Services and Capabilities

The Federal government defines information regulated by law, regulation, or Government-wide policy that is not related to national security or otherwise classified as Controlled Unclassified Information (CUI). The protection of CUI, regardless of where it resides, is a lead goal of the U.S. Federal Government. While all agencies protect this information, the safeguards implemented are not uniform and that can sometimes create reluctance to sharing this information. Both federal and non-federal organizations are subject to requirements to protect CUI under 32 Code of Federal Regulations (CFR) Part 2002. 

Defense Department contracting rules will require Non-Federal organizations handling CUI to demonstrate they can adequately protect such information according to Federal specifications starting as early as December 31, 2017. Similar requirements are expected to be applied to other Federal agencies at a later date. If your Non-Federal organization handles government data your operations might be at risk. 

Elfsec has experience assisting non-federal organizations conduct compliance gap assessments against the requirements of National Institute of Standards and Technology (NIST) Special Publication (SP) 800-171, Protecting Controlled Unclassified Information in Nonfederal Systems and Organizations. We can help assess your compliance posture with a quick gap assessment, or a more in-depth assessment exploring compliance needs and proposing a plan of action. Elfsec's gap assessments, compliance analyses, readiness assistance, and compliance reports will help bring your organization into compliance and maintain your eligibility to support Federal clients. We can also provide full life-cycle and maintenance security support depending on your needs. 

The Federal IT Risk Management Framework (RMF), defined in NIST SP 800-37 is a robust program for the implementation and maintenance of cyber security controls. These services usually support compliance with requirements under the Federal Information Security Modernization Act (FISMA) and related Government-wide policies. Elfsec has experience providing assessments and consulting services based on this and related guidance. 

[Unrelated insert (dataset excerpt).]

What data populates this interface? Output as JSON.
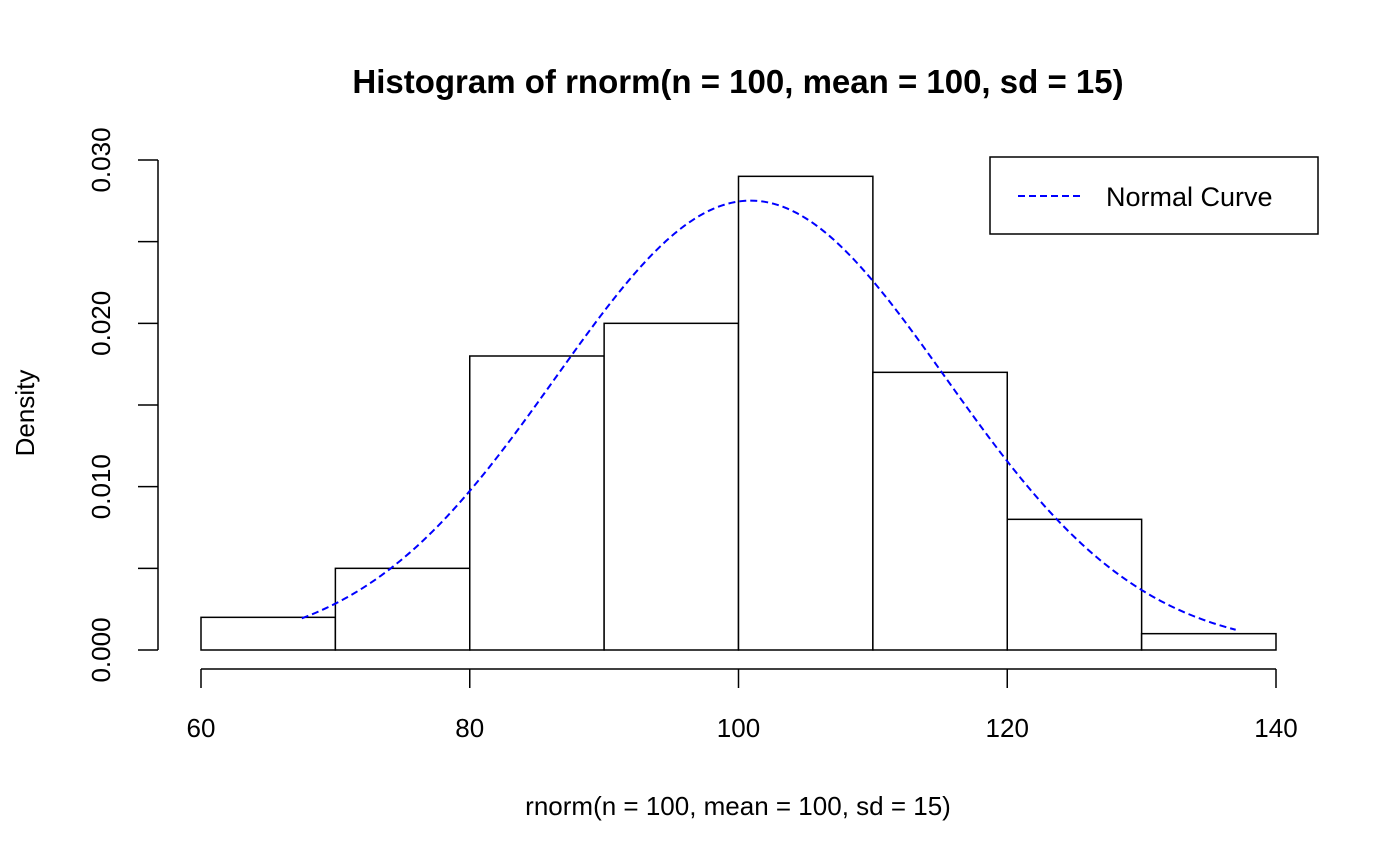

The Framework for Improving Critical Infrastructure Cybersecurity (Cybersecurity Framework) was developed in support of Executive Order 13636 (EO), “Improving Critical Infrastructure Cybersecurity,” on February 12, 2013.  The Framework is technology neutral and relies on a variety of existing standards, guidelines, and practices to enable critical infrastructure providers to achieve resilience. Building from those standards, guidelines, and practices, the Framework provides a common taxonomy and mechanism for organizations to: 

1. Describe their current cybersecurity posture; 
2. Describe their target state for cybersecurity; 
3. Identify and prioritize opportunities for improvement within the context of a continuous and repeatable process; 
4. Assess progress toward the target state; 
5. Communicate among internal and external stakeholders about cybersecurity risk.

Elfsec can assist organizations assess their cybersecurity posture and fully implement the Framework consistently with all the applicable regulatory requirements related to their industries and client-base.

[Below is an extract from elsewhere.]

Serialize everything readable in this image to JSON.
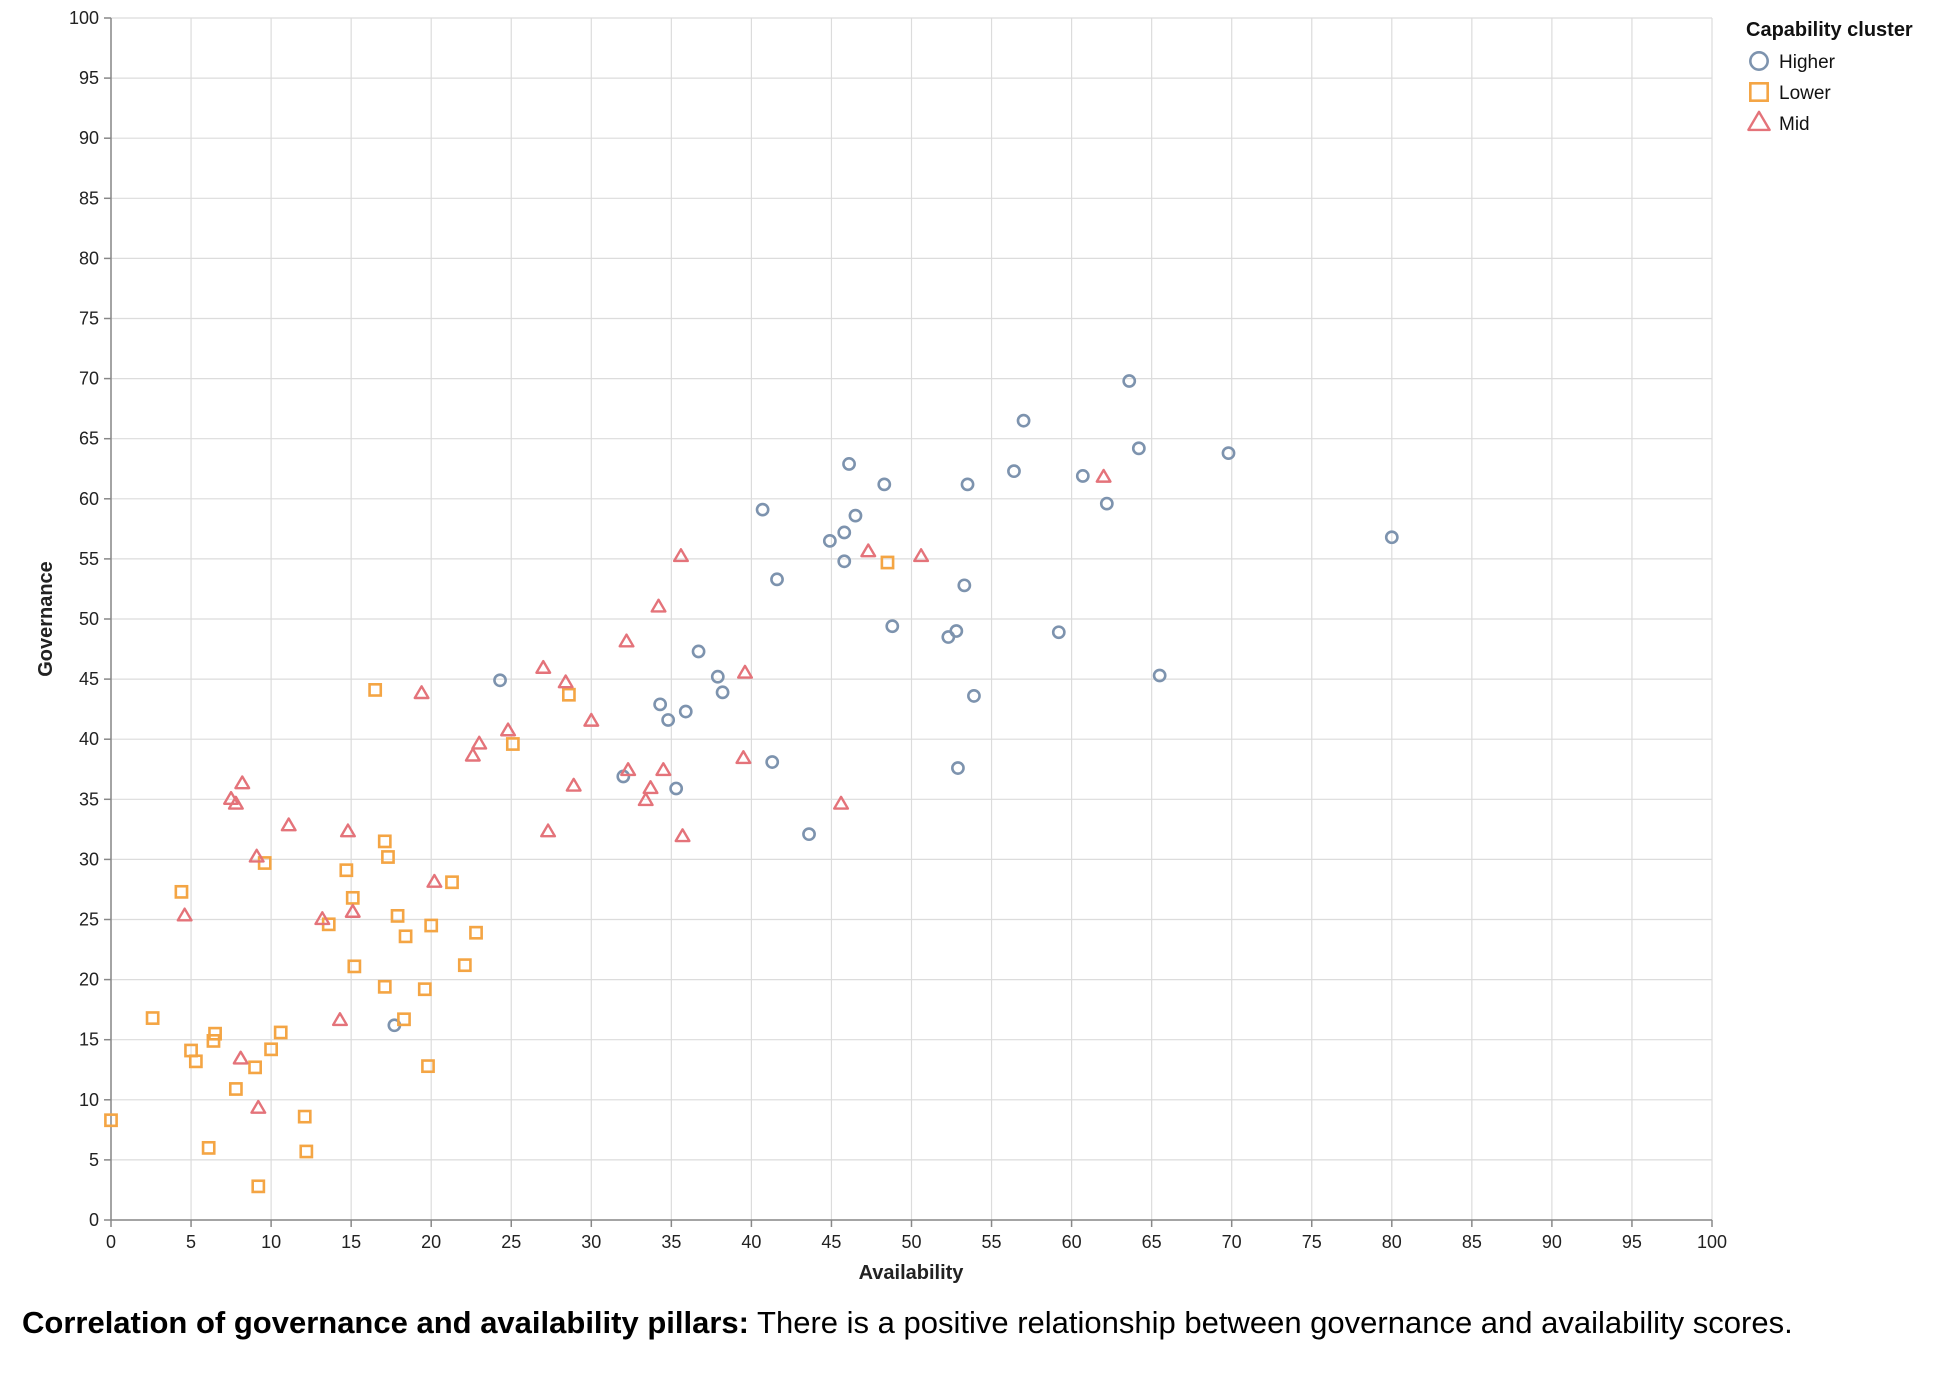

Elfsec can assist your organization in the selection of Cloud Service Providers (CSPs); planning and implementation of cloud migration strategies; and on-going monitoring of cloud-based systems. Adoption of cloud strategies requires a shift in operations and maintenance from in-house hosting and Elfsec can assist in updating relevant policies and procedures to help realize their full potential. 

Elfsec has assisted commercial organizations providing cloud based services to Federal agencies and supported two Third Party Assessment Organizations (3PAOs) under the Federal Risk and Authorization Management Program (FedRAMP). We can also help your organization make a successful transition to "the Cloud."

Contingency Plans can make the difference between a fairly routine event and a mission interrupting situation. Elfsec has developed a methodology for developing and testing Contingency Plans in support of continuity of operations to help minimize the impact of unexpected events. Training personnel on their contingency responsibilities and testing the Contingency Plan's effectiveness are critical to avoiding major service interruptions. Our methodology allows various levels of testing, including exercises that challenge readiness without threatening actual operations.

The availability of adequate and actionable policies and procedures are critical to demonstrating the proper design and implementation of security controls. As most organizations are subject to financial audits, service attestations, and security compliance assessments, development of the appropriate policies and procedures is critical. IT policies and procedures can also be critical in demonstrating due care during legal challenges and inspections. Elfsec has experience assessing IT and cyber security policies and procedures. We have also helped develop IT and related risk management policies and procedures to help reduce service interruptions. 

Elfsec can help your organization benefit from multiple risk management tools and techniques that include:

• Strategic planning;
• Uniformly implemented and applied IT, cyber security, and privacy policies and procedures;
• Continuous security monitoring;
• Documentation and tracking of control weakness remediation activities; 
• Implementation of government and industry defined cyber security frameworks and guidance;
• Training including security awareness, Contingency Plan, incident response, etc.